US pharmaceutical firm Moderna (MRNA) will deliver fewer than expected COVID vaccines to the UK, Canada and other countries following a shortfall in production in its European supply chain.
The drugmaker said that shipments to the European Union and Switzerland are on track.
But, added that it will make "adjustments" to expected second quarter delivery supplies in affected nations.
As a result, the Boston-based company will reduce the number of doses it is sending to the UK from this month, which will impact the inoculation targets in Q2.
Moderna produces vaccines for non-US markets in a plant in Switzerland, which is run by contract manufacturer Lonza. It fills vials for Great Britain and EU countries in Spain.
It comes after the UK announced on Friday that pregnant women in the country should be offered the Moderna and Pfizer (PFE) COVID vaccines, where available instead of the Oxford/AstraZeneca (AZN.L) one.

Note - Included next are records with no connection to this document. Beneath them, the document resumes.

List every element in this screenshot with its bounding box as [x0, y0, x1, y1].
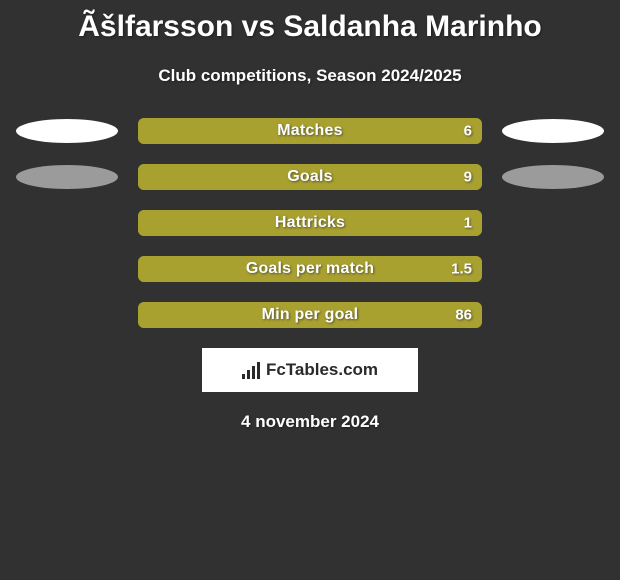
right-ellipse-spacer: [502, 303, 604, 327]
stat-row: Matches6: [0, 118, 620, 144]
stat-value: 6: [464, 123, 472, 140]
stats-container: Matches6Goals9Hattricks1Goals per match1…: [0, 118, 620, 328]
stat-bar: Min per goal86: [138, 302, 482, 328]
right-ellipse: [502, 119, 604, 143]
stat-label: Matches: [138, 122, 482, 140]
left-ellipse: [16, 119, 118, 143]
stat-value: 9: [464, 169, 472, 186]
stat-value: 86: [455, 307, 472, 324]
right-ellipse: [502, 165, 604, 189]
left-ellipse-spacer: [16, 211, 118, 235]
stat-label: Min per goal: [138, 306, 482, 324]
date-text: 4 november 2024: [0, 412, 620, 432]
left-ellipse: [16, 165, 118, 189]
stat-value: 1.5: [451, 261, 472, 278]
logo-bars-icon: [242, 361, 260, 379]
subtitle: Club competitions, Season 2024/2025: [0, 66, 620, 86]
stat-label: Goals: [138, 168, 482, 186]
stat-row: Min per goal86: [0, 302, 620, 328]
stat-bar: Goals9: [138, 164, 482, 190]
stat-label: Hattricks: [138, 214, 482, 232]
stat-label: Goals per match: [138, 260, 482, 278]
stat-row: Goals per match1.5: [0, 256, 620, 282]
stat-row: Goals9: [0, 164, 620, 190]
logo-text: FcTables.com: [266, 360, 378, 380]
stat-bar: Matches6: [138, 118, 482, 144]
fctables-logo: FcTables.com: [202, 348, 418, 392]
left-ellipse-spacer: [16, 303, 118, 327]
stat-value: 1: [464, 215, 472, 232]
stat-row: Hattricks1: [0, 210, 620, 236]
stat-bar: Hattricks1: [138, 210, 482, 236]
page-title: Ãšlfarsson vs Saldanha Marinho: [0, 0, 620, 44]
right-ellipse-spacer: [502, 211, 604, 235]
stat-bar: Goals per match1.5: [138, 256, 482, 282]
right-ellipse-spacer: [502, 257, 604, 281]
left-ellipse-spacer: [16, 257, 118, 281]
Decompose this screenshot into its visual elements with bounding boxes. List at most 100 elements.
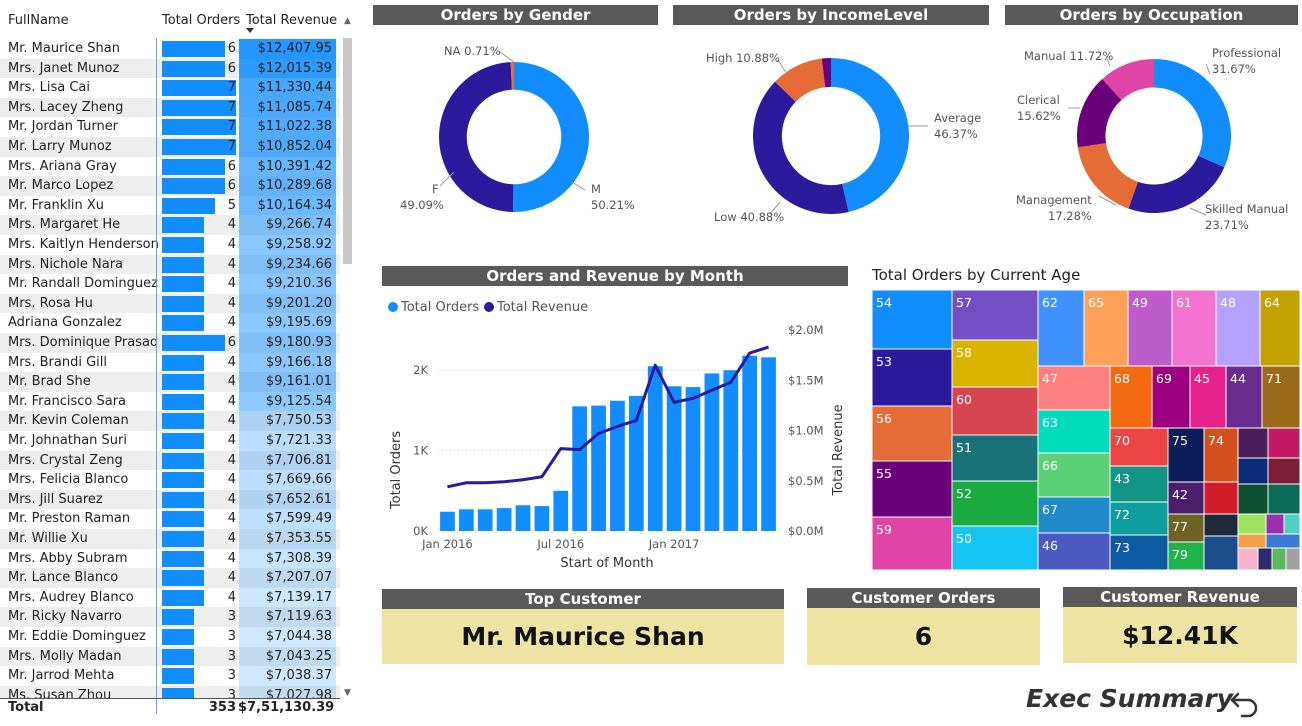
table-row[interactable]: Mrs. Abby Subram 4 $7,308.39 bbox=[0, 548, 340, 569]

New advice from the government's Joint Commission on Vaccination and Immunisation (JCVI) said pregnant women are eligible for the coronavirus vaccine, and should be offered a jab at the same time as the rest of the population.
Assessments should be made based on their age and any clinical risks, the JCVI said.
The Moderna jab, which works in a similar way to the Pfizer vaccine, uses synthetic messenger RNA (mRNA) technology that can be quickly tweaked to address new mutations of a virus.
Scientists have suggested the changes could be made in as little as six weeks.
It is given in two shots, one month apart.